The `couchbasepypdu` version can be specified at install time (e.g., in `requirements.txt`), but you can also verify the correct version is available at runtime (maybe someone is building locally and forgot to update some dependencies!).

```
>>> import couchbasepypdu
>>> couchbasepypdu.__version__
'0.0.12a3'
>>> couchbasepypdu.__git_rev__
'a096f0d'
>>> couchbasepypdu.__git_tag__
''
>>> couchbasepypdu.require(0, 0, 0)
>>> couchbasepypdu.require(0, 0, 12)
>>> couchbasepypdu.require(0, 1, 0)
Traceback (most recent call last):
  File "<stdin>", line 1, in <module>
RuntimeError: Current couchbasepypdu version 0.0.12a3 does not meet required 0.1.0
>>> couchbasepypdu.require(0, 0, 12, "a3")
>>> couchbasepypdu.require(0, 0, 12, "a4")
Traceback (most recent call last):
  File "<stdin>", line 1, in <module>
RuntimeError: Current couchbasepypdu version 0.0.12a3 does not meet required 0.0.12a4
```

If using a feature introduced in version `X.Y.Z`, `couchbasepypdu.require(X, Y, Z)` will raise an exception if an older version is in use.
This exception can be caught, if you want to provide a more specific error message (e.g., "Remember to update dependencies by running ...").

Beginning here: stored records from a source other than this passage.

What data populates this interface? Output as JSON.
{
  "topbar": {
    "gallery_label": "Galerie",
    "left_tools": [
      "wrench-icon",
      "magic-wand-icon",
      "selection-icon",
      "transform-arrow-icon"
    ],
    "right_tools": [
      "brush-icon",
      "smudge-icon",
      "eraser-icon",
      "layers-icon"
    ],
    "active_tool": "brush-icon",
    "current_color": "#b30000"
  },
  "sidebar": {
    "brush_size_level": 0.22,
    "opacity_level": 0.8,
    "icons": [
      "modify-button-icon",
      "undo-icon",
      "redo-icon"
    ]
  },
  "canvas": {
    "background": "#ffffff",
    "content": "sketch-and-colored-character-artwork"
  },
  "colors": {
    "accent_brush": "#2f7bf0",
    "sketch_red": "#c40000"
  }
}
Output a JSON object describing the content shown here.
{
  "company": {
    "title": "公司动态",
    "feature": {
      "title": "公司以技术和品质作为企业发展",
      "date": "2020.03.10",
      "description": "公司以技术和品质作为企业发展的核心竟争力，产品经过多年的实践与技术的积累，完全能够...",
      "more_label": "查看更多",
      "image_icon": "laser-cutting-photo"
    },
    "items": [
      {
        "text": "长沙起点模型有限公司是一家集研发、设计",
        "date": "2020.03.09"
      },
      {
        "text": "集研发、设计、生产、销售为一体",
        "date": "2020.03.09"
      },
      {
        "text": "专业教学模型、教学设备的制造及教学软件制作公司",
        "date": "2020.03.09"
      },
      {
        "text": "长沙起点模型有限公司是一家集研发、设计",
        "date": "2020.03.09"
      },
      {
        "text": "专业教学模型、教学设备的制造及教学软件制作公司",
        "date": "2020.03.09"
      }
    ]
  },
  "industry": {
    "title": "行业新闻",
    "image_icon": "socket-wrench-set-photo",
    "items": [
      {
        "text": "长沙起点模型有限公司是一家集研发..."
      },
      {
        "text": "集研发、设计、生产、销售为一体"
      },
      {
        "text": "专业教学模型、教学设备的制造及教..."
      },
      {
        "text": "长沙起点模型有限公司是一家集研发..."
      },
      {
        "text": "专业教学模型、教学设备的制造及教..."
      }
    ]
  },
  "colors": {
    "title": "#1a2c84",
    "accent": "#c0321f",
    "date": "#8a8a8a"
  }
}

#### Alternative installation steps

##### pip install from source

If a wheel is not available for your platform or architecture, `couchbasepypdu` can be built and installed with:

```
pip install git+https://github.com/jameseh96/pdu.git
```

or for a specific version:

```
pip install git+https://github.com/jameseh96/pdu.git@vX.Y.Z
e.g.,
pip install git+https://github.com/jameseh96/pdu.git@v0.0.19
```

Building `couchbasepypdu` will require the dependencies listed in the [installation instructions](https://github.com/jameseh96/pdu#installing).

`couchbasepypdu` is relatively platform independent, but has not been tested on platforms/architectures that don't have a wheel built (e.g., Windows, MacOS+Apple Silicon) - be prepared for potential issues at build and runtime.

##### setup.py
`couchbasepypdu` may be installed without `pip`. To use, clone the repository as in the [installation instructions](https://github.com/jameseh96/pdu#installing).

Then run:

```
python setup.py install
```

##### manual .so

Alternatively, following the `cmake` steps in the [installation instructions](https://github.com/jameseh96/pdu#installing) to build the project produces a module with a platform-dependent name - for example on MacOS this may be `couchbasepypdu.cpython-39-darwin.so`.

This can be found either in `<build dir>/src/couchbasepypdu` or in your chosen installation prefix. This can be used without installing with `setup.py`, simply ensure the containing directory is in your `PYTHONPATH`.